Service learning for engineers

The latest issue of Prism, ASEE's magazine, has a couple of interesting articles:


  • May I Help You by Jeff Selingo is about how some engineering schools are using service learning projects as capstone projects. Teams of engineering students define, design, build and test projects for nonprofit community organizations or government agencies. The idea is that these students will combine good engineering experience, a chance to build "soft" skills and get exposure to giving back to the community all at once. It also gives the students a real chance to see what engineering is all about: building things to make people's lives better. The experience at Perdue is that emphasizing this service learning program really help with recruiting women and minority students to engineering, since it brings out the human side of the profession. Great article, highly recommended.

    Also check out Engineers without Borders (Canada, York U, donate Aeroplan Miles to EWB).

  • Fertile New Ground by Thomas K. Grose is about the emerging field of engineering education research.
    Purdue University’s Kamyar Haghighi is good at asking questions that, so far, have no answers. “Problem solving and design are the heart and core of engineering, but how do we learn those skills?” he asks. Moreover, do engineers learn their skill sets differently than other professionals learn theirs? “And what is critical thinking? What is innovation? How do you learn them?” There’s a note of slight exasperation in Haghighi’s voice when he adds, “We don’t even know the fundamental skills required to be an engineer.” The need to answer these and other basic questions, he says, is why there’s also a need for a community of scholars that can take a systematic, research-based approach to engineering education in order to more effectively teach America’s future engineers.

    [snip]

    “In this environment, lifelong learning skills will not simply be desirable attributes of engineers but will be necessary for their professional survival,” the professors wrote. That’s a big reason why research that uncovers how we learn can help tomorrow’s engineers keep pace with fast-changing demands.

2 comments:

Curious Cat said...

There are great resources for problem solving and thinking creatively. Reading, The Art of Problem Solving Accompanied by Ackoff's Fables by Russell L. Ackoff, 1987 is a great way to learn about effective problem solving.

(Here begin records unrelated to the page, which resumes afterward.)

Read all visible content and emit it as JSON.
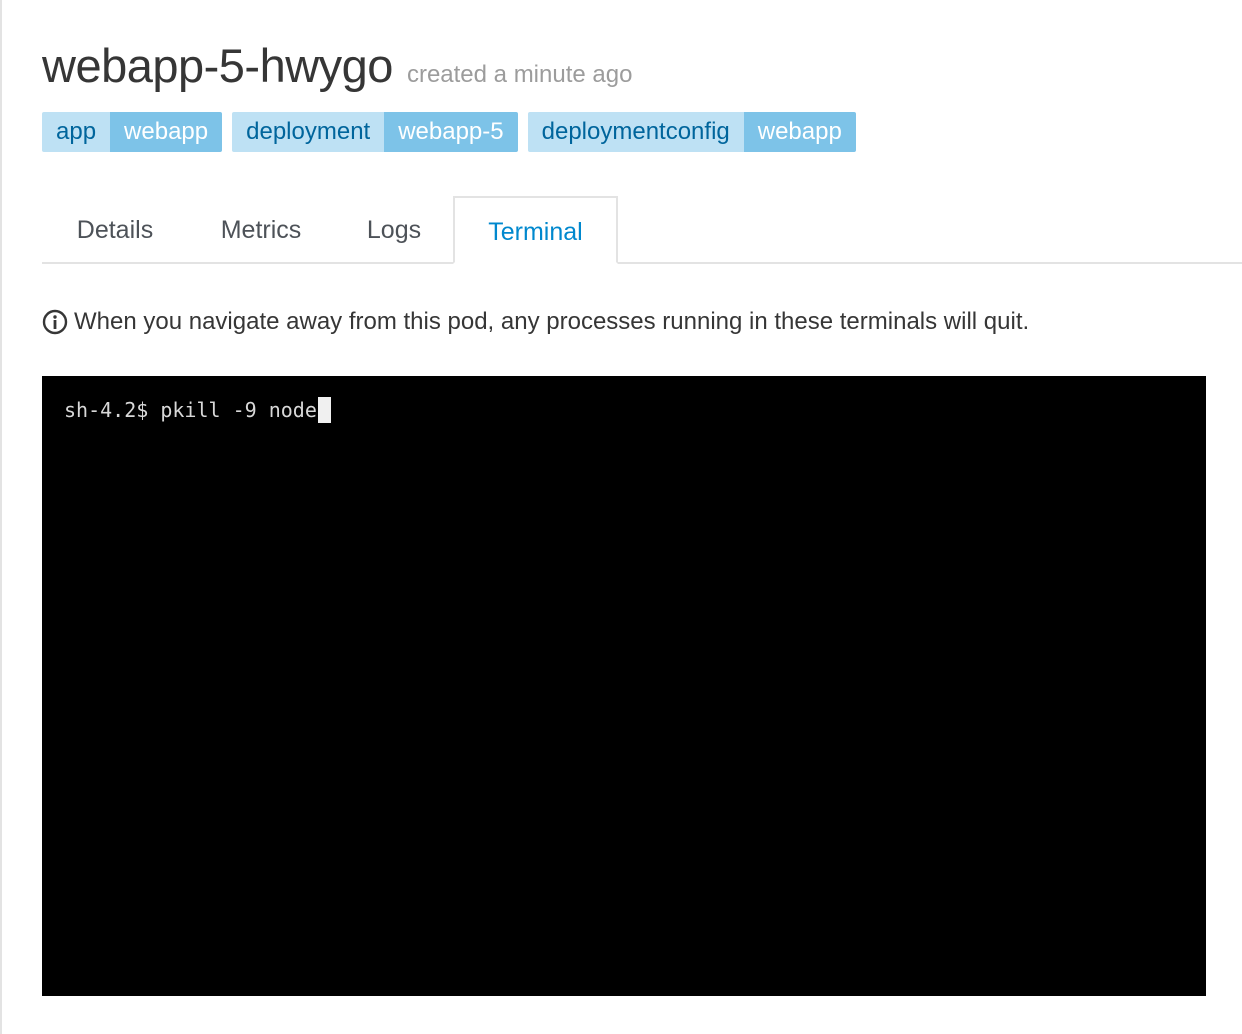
{
  "header": {
    "pod_name": "webapp-5-hwygo",
    "created": "created a minute ago"
  },
  "labels": [
    {
      "key": "app",
      "value": "webapp"
    },
    {
      "key": "deployment",
      "value": "webapp-5"
    },
    {
      "key": "deploymentconfig",
      "value": "webapp"
    }
  ],
  "tabs": [
    {
      "label": "Details",
      "active": false
    },
    {
      "label": "Metrics",
      "active": false
    },
    {
      "label": "Logs",
      "active": false
    },
    {
      "label": "Terminal",
      "active": true
    }
  ],
  "notice": {
    "icon": "info-circle-icon",
    "text": "When you navigate away from this pod, any processes running in these terminals will quit."
  },
  "terminal": {
    "prompt": "sh-4.2$ ",
    "command": "pkill -9 node"
  },
  "colors": {
    "label_key_bg": "#bee1f4",
    "label_value_bg": "#7dc3e8",
    "active_tab": "#0088ce",
    "terminal_bg": "#000000"
  }
}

Creative Solution Finding: The Triumph of Full-Spectrum Creativity over Conventional Thinking by Nadler and Hibino is also good.

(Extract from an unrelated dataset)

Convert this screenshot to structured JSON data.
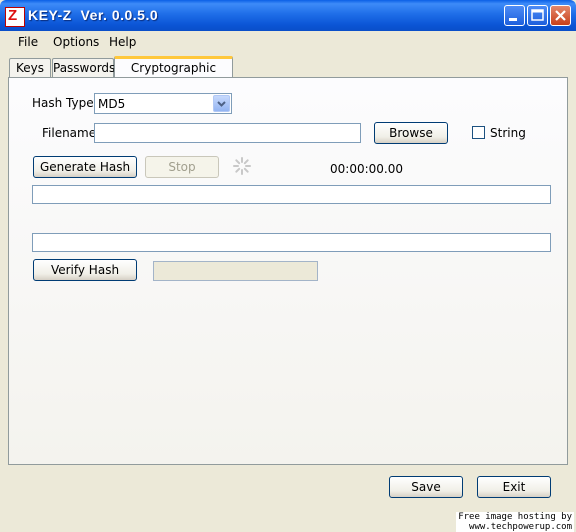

The report on improving Problem Solving By Gipsie Ranney and Ian Bradbury is another useful resource.

Debono has great stuff on creative thinking including: Six Thinking Hats.

John Hunter - Curious Cat Science and Engineering Blog

John Dupuis said...

Thanks for the suggestions, John. Our collection doesn't have either of the first two books you suggest, so I'm ordering them. I've also printed out the Ranney/Bradbury for reading on the bus home tonight.

There's not much that makes a librarian happier than a couple of good book suggestions.